錢度覲見乾隆的事情一再展期,直到第七天的下午,傅恆的管家小王才跑到驛館來,氣喘吁吁知會道:「我們老爺在裡頭傳出話來,請大人立刻遞牌子,在煙波致爽齋候見。」錢度還要讓茶,小王頭掏出錶看看,說道:「那可不敢,限我酉時回報的,我府裡其實是軍隊,軍法『失期當斬』,雖說不殺,發落我到黑龍江當三年莊頭,也很沒意思。」說罷一拱手,勿匆上馬,潑風價去了。錢度暗自嗟訝,也就不敢磨蹭,忙著換朝服、掛朝珠,理辮、整衣出門上轎趕往山莊,遞牌子進來,逕由太監導引至煙波致爽齋。離著正殿還有半里之遙,裡邊又有一重門,卻是由乾清門侍衛守護。太監交代了差使給侍衛,指著裡邊甬道說道:「往裡我不能進去了,直往前走,一排五楹大殿就是。那門前的幾個大人,都是等著召見的。」錢度循階進了大院,到正殿前,果然見還有六七個官員都在大烏柏樹下等候,因見鄂善和莊友恭都在,便上前打拱寒暄。笑道:「二位先到一步囉?主子下來了沒有?」
莊友恭和鄂善都是深沉內向的性格兒,但莊友恭沒發跡前就和錢度相熟,比鄂善就少了點矜持。鄂善一笑算是作答。
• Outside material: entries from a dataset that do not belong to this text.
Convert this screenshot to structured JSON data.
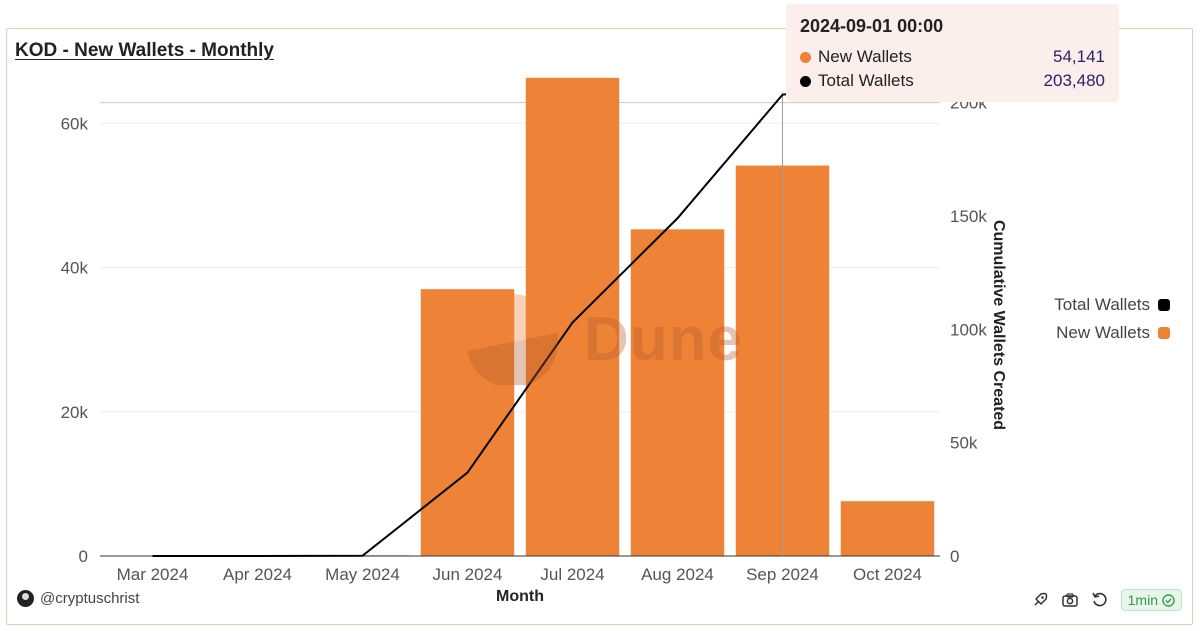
{
  "title": "KOD - New Wallets - Monthly",
  "author": "@cryptuschrist",
  "refresh_label": "1min",
  "watermark": "Dune",
  "colors": {
    "new_wallets": "#ee8337",
    "total_wallets": "#000000",
    "frame": "#efc9b4",
    "tooltip_bg": "#fbeeeb"
  },
  "tooltip": {
    "title": "2024-09-01 00:00",
    "rows": [
      {
        "label": "New Wallets",
        "value": "54,141"
      },
      {
        "label": "Total Wallets",
        "value": "203,480"
      }
    ]
  },
  "legend": [
    {
      "label": "Total Wallets"
    },
    {
      "label": "New Wallets"
    }
  ],
  "icons": [
    "user-avatar-icon",
    "rocket-icon",
    "camera-icon",
    "refresh-icon",
    "check-circle-icon"
  ],
  "chart_data": {
    "type": "bar",
    "categories": [
      "Mar 2024",
      "Apr 2024",
      "May 2024",
      "Jun 2024",
      "Jul 2024",
      "Aug 2024",
      "Sep 2024",
      "Oct 2024"
    ],
    "xlabel": "Month",
    "ylabel_right": "Cumulative Wallets Created",
    "ylim_left": [
      0,
      66000
    ],
    "ylim_right": [
      0,
      210000
    ],
    "yticks_left": [
      0,
      20000,
      40000,
      60000
    ],
    "yticks_left_labels": [
      "0",
      "20k",
      "40k",
      "60k"
    ],
    "yticks_right": [
      0,
      50000,
      100000,
      150000,
      200000
    ],
    "yticks_right_labels": [
      "0",
      "50k",
      "100k",
      "150k",
      "200k"
    ],
    "series": [
      {
        "name": "New Wallets",
        "type": "bar",
        "axis": "left",
        "values": [
          0,
          0,
          100,
          37000,
          66300,
          45300,
          54141,
          7600
        ]
      },
      {
        "name": "Total Wallets",
        "type": "line",
        "axis": "right",
        "values": [
          0,
          0,
          100,
          36800,
          103000,
          149000,
          203480,
          211000
        ]
      }
    ],
    "highlight_category": "Sep 2024",
    "legend_position": "right",
    "grid": true
  }
}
莊友恭笑道:「還沒呢,喏,主子在那邊偏殿宴請車凌幾個王爺,還有個黃衣大喇嘛、紅衣大喇嘛。若傅六爺一出來,就是宴畢了。」錢度看看左右,人都面熟卻不相知,沒法說話,便和莊友恭攀談,說道:「主子待這四位台吉恩厚,真是異數。七天八次大宴。自古臣王誰得過這樣的殊榮?」莊友恭道:「是。諸王也真萬分感恩。昨日他們花了三百兩黃金,請紀曉嵐寫了一篇花團錦簇的奏折,寫得真是神完氣足──嗯『外藩之丸泥尺土,乃是中國飛埃,遠域之勺水蹄涔,原屬天家滴露!聖明垂統,繼天立報,無為而治,德教孚施萬國,不動而化,風雅澤及諸彝,巍巍莫測,蕩蕩難名。帝壽遐昌,伏冀俯垂鑒納,庶存懷遠之義。微臣瞻天仰聖,不勝屏營之至……』嗯,寫得好,莊友恭不能辦!」他搖著頭,不勝感慨,錢度知道他噎起酸來沒完,趁縫兒笑道:「你要得人三百,也得嘔心瀝血──」一眼瞧見偏殿侍衛太監匆忙走下丹墀站班列隊,知道已經宴畢,忙道:「皇上下來了!」莊友恭忙轉過臉瞧,果見傅恆已經出殿,接著是尤明堂、劉統勛、紀昀魚貫而出,站在傅恆下首。接著便見四個戴著東珠王冠的王爺,躬著腰倒退出來。錢度笑道:「剛剛吃過酒,這麼著往台階下退,一不小心摔個仰八叉可怎麼好?」
「你以為這宴會也能吃飽喝足?」鄂善抿了抿嘴唇,算是「笑」,說道,「這是吃恩典,吃體面尊榮的。回去重新再吃──」話未說完,便停住了。原來科爾沁王陪著乾隆出來。四個王爺忙又跪下辭謝,拱手過頂懇請乾隆回步。乾隆笑容可掬,說道:「這幾日你們也勞乏了,但你們既有心去北京朝拜老佛爺,朕不能阻止你們。老佛爺愛熱鬧,你們帶來的歌手給她老人家拉馬頭琴,跳舞,她老人家準歡喜得不得了,禮物倒不必太破費。老尤陪你們回去,你們想送子弟到京讀書,也允了,一並由尤明堂替你們安排。可惜這裡的那達幕盛會,你們這次不能觀賞,以待來年吧!」諸王聽通譯官譯了,又復叩頭,說了一堆蒙古語。這才小心翼翼退下。科爾沁王爺也辭了出去。乾隆目送他們出去,也不回偏殿,折轉身便向煙波致爽齋走來。候在殿門口的十幾個臣子立刻伏身跪了下來。只聽乾隆腳步橐橐過去,一時又聽紀昀出來傳旨:「熱河都統,喀喇沁左旗、右旗都統,張家口大營將軍、副將進殿。其餘鄂善、莊友恭、錢度三人隨我來。」錢度這才知道方才那一群人都是武將,暗道:怪不得我都不認識。他移動腳步隨著紀昀到了專門候見的正殿西配間。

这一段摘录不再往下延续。